Conservation easements are becoming a burden to local and state governments, as they generally lower the value by 40 percent.  That lower value decreases the tax base, restricting the ability of local governments to pay for necessary services. This also raises the taxes on neighboring landowners to make up the difference.

States have the authority to prevent Conservation Easements in perpetuity, protecting the property rights and productive uses of the lands for future generations.

  1.       391 Commissions

In Texas, we have a state statute known as “Local Government Code 391.”  

Section 391.009(c) of Texas’ Local Government Code, states “In carrying out their planning and program development responsibilities, state agencies shall, to the greatest extent feasible, coordinate planning with commissions to ensure effective and orderly implementation of state programs at the regional level.”

This statute was added by Rep.
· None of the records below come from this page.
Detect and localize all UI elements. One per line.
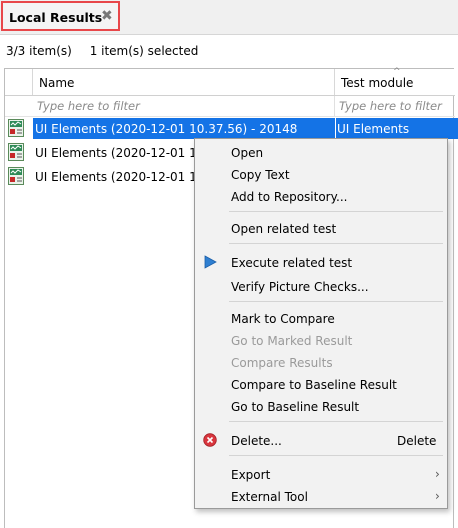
menu-item-copy-text[interactable]: Copy Text bbox=[195, 164, 447, 185]
menu-item-label: Open bbox=[231, 146, 264, 160]
menu-item-label: Compare to Baseline Result bbox=[231, 378, 397, 392]
menu-item-label: External Tool bbox=[231, 490, 308, 504]
column-header-name-label: Name bbox=[39, 76, 75, 90]
tab-title: Local Results bbox=[9, 10, 103, 25]
name-filter-input[interactable] bbox=[33, 96, 335, 116]
menu-item-label: Mark to Compare bbox=[231, 312, 335, 326]
menu-item-external-tool[interactable]: External Tool › bbox=[195, 486, 447, 507]
menu-item-go-to-marked-result: Go to Marked Result bbox=[195, 330, 447, 351]
context-menu: Open Copy Text Add to Repository... Open… bbox=[194, 138, 448, 509]
menu-item-shortcut: Delete bbox=[397, 434, 437, 448]
menu-item-label: Copy Text bbox=[231, 168, 290, 182]
menu-item-export[interactable]: Export › bbox=[195, 464, 447, 485]
tab-strip: Local Results ✖ bbox=[0, 0, 458, 35]
delete-icon bbox=[203, 433, 217, 447]
close-icon[interactable]: ✖ bbox=[101, 8, 113, 24]
menu-separator bbox=[229, 301, 443, 302]
menu-separator bbox=[229, 243, 443, 244]
column-header-test-module[interactable]: ^ Test module bbox=[335, 67, 453, 95]
menu-item-verify-picture-checks[interactable]: Verify Picture Checks... bbox=[195, 276, 447, 297]
play-icon bbox=[204, 255, 217, 269]
test-result-failed-icon bbox=[8, 119, 24, 137]
table-header: Name ^ Test module bbox=[5, 67, 455, 96]
column-header-name[interactable]: Name bbox=[33, 69, 335, 95]
menu-item-execute-related-test[interactable]: Execute related test bbox=[195, 252, 447, 273]
menu-item-label: Compare Results bbox=[231, 356, 333, 370]
column-divider bbox=[335, 118, 336, 139]
menu-separator bbox=[229, 211, 443, 212]
module-filter-input[interactable] bbox=[335, 96, 453, 116]
column-header-icon bbox=[5, 69, 33, 95]
menu-item-label: Open related test bbox=[231, 222, 337, 236]
menu-item-delete[interactable]: Delete... Delete bbox=[195, 430, 447, 451]
menu-item-open-related-test[interactable]: Open related test bbox=[195, 218, 447, 239]
menu-item-label: Delete... bbox=[231, 434, 282, 448]
filter-row bbox=[5, 96, 455, 117]
menu-item-add-to-repository[interactable]: Add to Repository... bbox=[195, 186, 447, 207]
menu-item-label: Execute related test bbox=[231, 256, 353, 270]
column-header-module-label: Test module bbox=[341, 76, 414, 90]
menu-item-compare-to-baseline[interactable]: Compare to Baseline Result bbox=[195, 374, 447, 395]
menu-item-label: Export bbox=[231, 468, 271, 482]
submenu-arrow-icon: › bbox=[435, 467, 440, 481]
menu-item-open[interactable]: Open bbox=[195, 142, 447, 163]
menu-item-compare-results: Compare Results bbox=[195, 352, 447, 373]
sort-ascending-icon: ^ bbox=[393, 67, 401, 77]
menu-item-label: Verify Picture Checks... bbox=[231, 280, 369, 294]
row-name: UI Elements (2020-12-01 10 bbox=[35, 170, 205, 184]
selection-count: 1 item(s) selected bbox=[89, 44, 199, 58]
menu-item-label: Go to Marked Result bbox=[231, 334, 353, 348]
test-result-failed-icon bbox=[8, 167, 24, 185]
menu-item-label: Add to Repository... bbox=[231, 190, 348, 204]
menu-item-mark-to-compare[interactable]: Mark to Compare bbox=[195, 308, 447, 329]
row-name: UI Elements (2020-12-01 10 bbox=[35, 146, 205, 160]
test-result-failed-icon bbox=[8, 143, 24, 161]
status-bar: 3/3 item(s) 1 item(s) selected bbox=[6, 44, 212, 58]
item-count: 3/3 item(s) bbox=[6, 44, 72, 58]
submenu-arrow-icon: › bbox=[435, 489, 440, 503]
menu-item-go-to-baseline[interactable]: Go to Baseline Result bbox=[195, 396, 447, 417]
menu-separator bbox=[229, 455, 443, 456]
row-module: UI Elements bbox=[337, 122, 410, 136]
tab-local-results[interactable]: Local Results ✖ bbox=[1, 1, 120, 31]
row-name: UI Elements (2020-12-01 10.37.56) - 2014… bbox=[35, 122, 298, 136]
menu-item-label: Go to Baseline Result bbox=[231, 400, 360, 414]
menu-separator bbox=[229, 421, 443, 422]
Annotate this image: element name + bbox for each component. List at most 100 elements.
Rob Junell from San Angelo, Texas, who was appointed by President George W. Bush to the federal bench as a U.S. District Judge, now retired.  Rob told us that he added the 391(c) language to the code because his constituents could not get the Texas Department of Transportation, one of the nation’s largest state agencies, to work with his local governments to solve local problems and issues.

Other states could advance similar language requiring their state agencies to coordinate with local governments.  In Texas, the Code requires two counties or two cities or one county and one city to form a Planning Commission.  Once formed, it can invoke the 391 requirement for their state agencies to work with local governments to “harmonize” planning programs and policies.

For over 30 years, ASL has utilized coordination to protect property rights.  At the Federal level, coordination requires federal agencies to resolve conflicts with states and local governments, for the purpose of achieving policy consistency.  It recognizes the unique web of authorities between the three levels of government and directs the federal agencies to harmonize their position with states, local governments, and tribes.